Pour ceux qui ne le savent pas, j'ai été professeure de secondaire avant de devenir fermière. J'ai toujours voulu être enseignante, l'un de mes premiers souvenirs est celui d’avoir forcé mon frère de jouer l’élève dans ma salle de classe improvisée. J’ai une affection particulière pour les fournitures de bureau ; rien ne me rend plus impatiente d’être à la rentrée des classes qu'un nouvel agenda, des marqueurs à pointe fine et un nouveau bloc de post-it. J'ai adoré enseigner au secondaire et je m'y suis investie à fond. Quand le travail devenait difficile (comme c'est toujours le cas dans l'enseignement), je me raccrochais au fait que j'avais sept semaines de congé en été.

Je rêvais de toutes les siestes que je pourrais faire, de mes futurs moments de détente à flotter dans une piscine, de mes heures perdues à ne rien faire d'autre que lire ma pile de romans laissés aux oubliettes. À la minute où la dernière sonnerie, signalant le début de l'été, retenti, j'étais étourdie. J’étais parée à me détendre et me détendre VITE. Mais, cette extase n'a duré que 6 à 8 jours avant que je ne commence à m'impatienter. Le soleil matinal me sortait du lit, sa chaleur était agréable sur ma peau et me voilà déjà dehors à en profiter, les heures de clarté persistantes m’incitaient à rester dehors après l'heure du coucher. Avant même de pouvoir m’en rendre compte, mes journées d'été se constituaient de voyages de camping, d'excursions en bateau avec des amis et de discussion autour du feu tard dans la nuit. La fin du mois d'août arrivait et même si je me sentais toujours partante pour une nouvelle année scolaire, ça ne durait jamais longtemps et je retombais dans la fatigue, le stress et le décompte des jours jusqu’au prochain été.

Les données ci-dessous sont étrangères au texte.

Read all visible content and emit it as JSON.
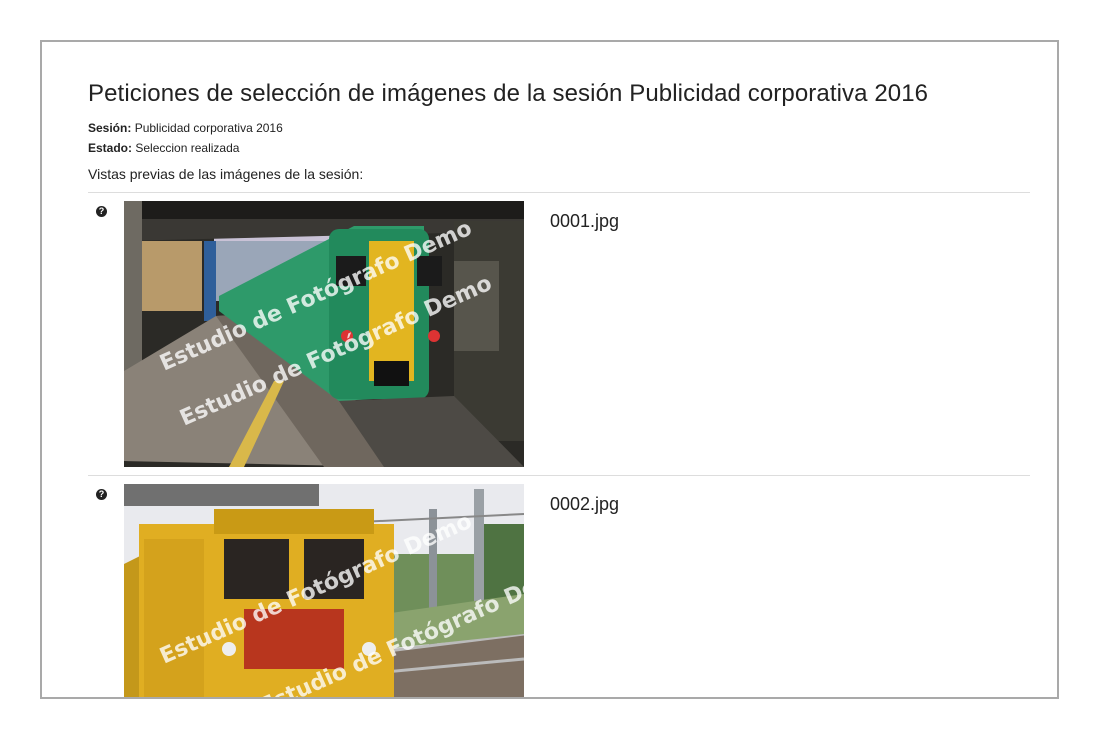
{
  "page": {
    "title": "Peticiones de selección de imágenes de la sesión Publicidad corporativa 2016",
    "session_label": "Sesión:",
    "session_value": "Publicidad corporativa 2016",
    "status_label": "Estado:",
    "status_value": "Seleccion realizada",
    "intro": "Vistas previas de las imágenes de la sesión:"
  },
  "photos": [
    {
      "filename": "0001.jpg",
      "status_icon": "question-circle-icon",
      "status_glyph": "?",
      "watermark": "Estudio de Fotógrafo Demo"
    },
    {
      "filename": "0002.jpg",
      "status_icon": "question-circle-icon",
      "status_glyph": "?",
      "watermark": "Estudio de Fotógrafo Demo"
    }
  ],
  "colors": {
    "frame_border": "#a9a9a9",
    "divider": "#dddddd",
    "text": "#222222"
  }
}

Je ne remarque que maintenant à quel point j’ai été conditionnée à voir l’été comme une période de récupération, mais je finissais toujours par revenir à l'école épuisée parce qu’il fallait que je concilie repos réparateur et vibrance de l’été. Il faut avouer que se reposer et réfléchir quand la nature a le plus à nous offrir n’est pas intuitif.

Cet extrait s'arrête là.